Mendengar suara Ino. Sai yang tadinya lagi melamun kini pria itu kembali tersadar.
Melirik Ino yang sedang tidur di ranjangnya. Tunggu!
"Ino kamu belum mandi?!" tanya Sai merasa jijik. Melihat Ino langsung tidur dalam keadaan belum mandi. Setelah seharian kesana-kemari.
"Menurut pak Sai?" balas Ino dengan kedua matanya masih terpejam.
Menarik betik Ino dengan kedua tangannya. Pria itu berdercak sebal. Dirinya tidak mau tidur di dekat orang jorok belum mandi seperti Ino.

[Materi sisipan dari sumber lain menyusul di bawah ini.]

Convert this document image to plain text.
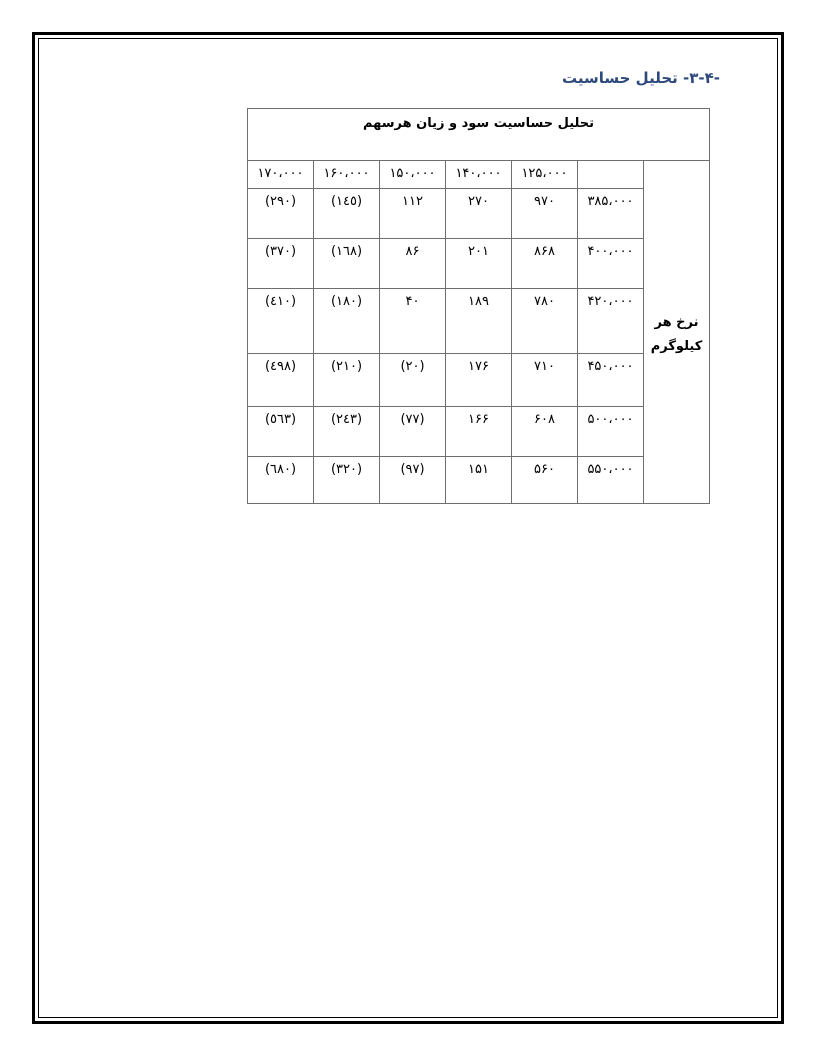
-۳-۴- تحلیل حساسیت
تحلیل حساسیت سود و زیان هرسهم						

نرخ هر
کیلوگرم		۱۲۵،۰۰۰	۱۴۰،۰۰۰	۱۵۰،۰۰۰	۱۶۰،۰۰۰	۱۷۰،۰۰۰
	۳۸۵،۰۰۰	۹۷۰	۲۷۰	۱۱۲	(۱٤٥)	(۲۹۰)
	۴۰۰،۰۰۰	۸۶۸	۲۰۱	۸۶	(۱٦۸)	(۳۷۰)
	۴۲۰،۰۰۰	۷۸۰	۱۸۹	۴۰	(۱۸۰)	(٤۱۰)
	۴۵۰،۰۰۰	۷۱۰	۱۷۶	(۲۰)	(۲۱۰)	(٤۹۸)
	۵۰۰،۰۰۰	۶۰۸	۱۶۶	(۷۷)	(۲٤۳)	(٥٦۳)
	۵۵۰،۰۰۰	۵۶۰	۱۵۱	(۹۷)	(۳۲۰)	(٦۸۰)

"Kalau mau tidur. Mandi dulu sana! Gadis jorok!" pekik Sai memerintah.
Ino mengerang lumayan keras, satu kakinya menunjang perut Sai kuat. Hingga membuat tubuh kekar Sai tumbang jatuh ke lantai.
"Ino!" teriak Sai.
"Apaain sih Pak Sai! Tinggal tidur aja ribet amat!" kata Ino eteng.
"Mana mau saya tidur bareng orang jorok kayak kamu!" sarkas Sai kesal. Bangkit pria itu mengelus-elus perutnya.
Ino membuka matanya. Gadis itu duduk bersilah di atas ranjang, lalu maniknya mulai melirik Sai di depannya,"Yaudah tidur di sofa aja sana! Kok ribet amat sih?!" balasnya.
"Dasar cerewet!" lanjut Ino.
"Apa kata kamu?" tanya Sai samar-samar mendengar Ino menghinanya.
"Cerewet!" ulang Ino lantang.
"Awas kamu ya!" ancam Sai.
Ino tersenyum detik setelanya matanya berkedip-kedip.